Direktur Jenderal Perhubungan Laut, Muhammad Masyhud saat membuka kegiata konsultasi publik penyusunan pengganti regulasi pemanduan di Jakarta, Selasa (9/10/2026). Foto: dok. katakini
JAKARTA — Direktorat Jenderal Perhubungan Laut Kementerian Perhubungan menggelar Konsultasi Publik (Public Hearing) penyusunan Rancangan Peraturan Menteri Perhubungan tentang Pemanduan Kapal untuk menggantikan PM. 93 Tahun 2014 tentang Sarana Bantu dan Prasarana Pemanduan dan PM. 57 Tahun 2015 tentang Pemanduan dan Penundaan Kapal di Jakarta, Selasa (9/6/2026).
“Pelaksanaan kedua regulasi tersebut kerap menemui berbagai tantangan, antara lain karakteristik khas tiap-tiap perairan pandu yang membutuhkan layanan spesifik, implementasi pelayanan oleh operator penerima pelimpahan yang belum optimal, serta tantangan dalam aspek pembinaan dan pengawasan,” kata Direktur Jenderal Perhubungan Laut, Muhammad Masyhud melalui keterangannya, Rabu (10/6/2026).
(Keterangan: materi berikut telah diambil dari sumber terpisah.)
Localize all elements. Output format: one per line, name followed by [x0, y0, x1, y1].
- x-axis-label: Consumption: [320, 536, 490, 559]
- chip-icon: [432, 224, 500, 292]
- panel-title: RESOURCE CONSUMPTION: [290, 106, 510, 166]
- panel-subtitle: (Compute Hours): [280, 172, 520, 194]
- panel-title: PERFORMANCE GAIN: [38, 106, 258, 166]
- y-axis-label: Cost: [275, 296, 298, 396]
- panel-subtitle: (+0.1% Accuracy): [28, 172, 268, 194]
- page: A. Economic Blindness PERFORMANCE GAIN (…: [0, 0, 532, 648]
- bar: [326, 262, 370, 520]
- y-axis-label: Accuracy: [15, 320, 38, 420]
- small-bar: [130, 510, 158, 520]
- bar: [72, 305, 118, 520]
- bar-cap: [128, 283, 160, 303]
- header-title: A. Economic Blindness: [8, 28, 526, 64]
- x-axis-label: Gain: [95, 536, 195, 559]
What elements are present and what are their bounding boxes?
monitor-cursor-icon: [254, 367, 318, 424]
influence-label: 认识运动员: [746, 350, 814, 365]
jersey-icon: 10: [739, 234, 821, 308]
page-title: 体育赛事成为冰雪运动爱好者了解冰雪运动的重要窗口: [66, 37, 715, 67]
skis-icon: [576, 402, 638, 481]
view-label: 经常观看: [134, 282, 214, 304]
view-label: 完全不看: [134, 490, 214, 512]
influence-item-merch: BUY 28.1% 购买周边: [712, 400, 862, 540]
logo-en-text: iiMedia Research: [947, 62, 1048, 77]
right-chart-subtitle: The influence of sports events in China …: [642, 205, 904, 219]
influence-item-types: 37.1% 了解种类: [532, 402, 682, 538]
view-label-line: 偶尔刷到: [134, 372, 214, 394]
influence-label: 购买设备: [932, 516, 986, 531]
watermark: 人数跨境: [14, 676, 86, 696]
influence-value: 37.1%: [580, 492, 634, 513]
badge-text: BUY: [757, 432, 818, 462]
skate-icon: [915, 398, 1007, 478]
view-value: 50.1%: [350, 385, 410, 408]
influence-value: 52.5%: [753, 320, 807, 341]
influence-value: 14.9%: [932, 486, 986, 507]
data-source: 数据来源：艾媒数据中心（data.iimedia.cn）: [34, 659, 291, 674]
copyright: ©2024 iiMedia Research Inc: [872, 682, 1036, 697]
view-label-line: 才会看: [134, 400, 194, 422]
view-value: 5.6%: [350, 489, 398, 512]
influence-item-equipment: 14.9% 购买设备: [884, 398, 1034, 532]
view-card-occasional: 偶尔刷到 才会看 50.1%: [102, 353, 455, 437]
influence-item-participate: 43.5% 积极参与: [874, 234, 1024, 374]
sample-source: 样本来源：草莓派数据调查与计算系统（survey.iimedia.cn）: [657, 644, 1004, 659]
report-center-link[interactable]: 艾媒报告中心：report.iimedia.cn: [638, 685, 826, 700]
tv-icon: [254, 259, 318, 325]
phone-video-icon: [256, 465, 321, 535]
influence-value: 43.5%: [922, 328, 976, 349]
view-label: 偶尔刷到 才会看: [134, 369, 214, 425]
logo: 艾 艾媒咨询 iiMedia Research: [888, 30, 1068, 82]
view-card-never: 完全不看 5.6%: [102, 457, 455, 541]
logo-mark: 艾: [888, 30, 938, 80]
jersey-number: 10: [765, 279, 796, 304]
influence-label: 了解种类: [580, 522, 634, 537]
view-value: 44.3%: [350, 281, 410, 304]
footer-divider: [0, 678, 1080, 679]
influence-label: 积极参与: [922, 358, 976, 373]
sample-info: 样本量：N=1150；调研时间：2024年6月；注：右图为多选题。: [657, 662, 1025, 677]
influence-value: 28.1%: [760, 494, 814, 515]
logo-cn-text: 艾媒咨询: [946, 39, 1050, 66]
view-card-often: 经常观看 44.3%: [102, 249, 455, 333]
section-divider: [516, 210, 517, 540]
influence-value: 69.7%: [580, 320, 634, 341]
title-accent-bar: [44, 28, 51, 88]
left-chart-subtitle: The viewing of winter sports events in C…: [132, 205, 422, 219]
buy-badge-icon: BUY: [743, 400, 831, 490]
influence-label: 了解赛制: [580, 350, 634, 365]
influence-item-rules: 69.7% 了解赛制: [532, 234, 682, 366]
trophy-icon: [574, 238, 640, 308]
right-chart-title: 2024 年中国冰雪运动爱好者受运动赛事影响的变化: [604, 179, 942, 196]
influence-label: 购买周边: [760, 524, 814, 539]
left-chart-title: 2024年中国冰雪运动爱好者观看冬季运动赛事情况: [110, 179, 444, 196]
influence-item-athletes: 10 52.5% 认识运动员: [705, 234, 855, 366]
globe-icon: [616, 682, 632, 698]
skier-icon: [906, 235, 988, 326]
Masyhud menyampaikan, penyesuaian regulasi tersebut seiring dengan perkembangan pengetahuan dan teknologi di bidang maritim serta telah disahkannya Undang-Undang Nomor 66 Tahun 2024 tentang Perubahan Ketiga Atas Undang-Undang Nomor 17 Tahun 2008 tentang Pelayaran.
“Reformasi hukum ini mendorong untuk segera mengharmonisasikan aturan turunannya agar tetap relevan dengan tuntutan zaman, termasuk dalam mengadopsi kemajuan pengetahuan dan teknologi di bidang pelayaran,” ujar Masyhud.
Masyhud turut menekankan pentingnya membangun tata kelola yang baik dan berintegritas serta menjadikan regulasi sebagai instrumen pelayanan publik yang transparan dan profesional di bidang pemanduan dan penundaan kapal.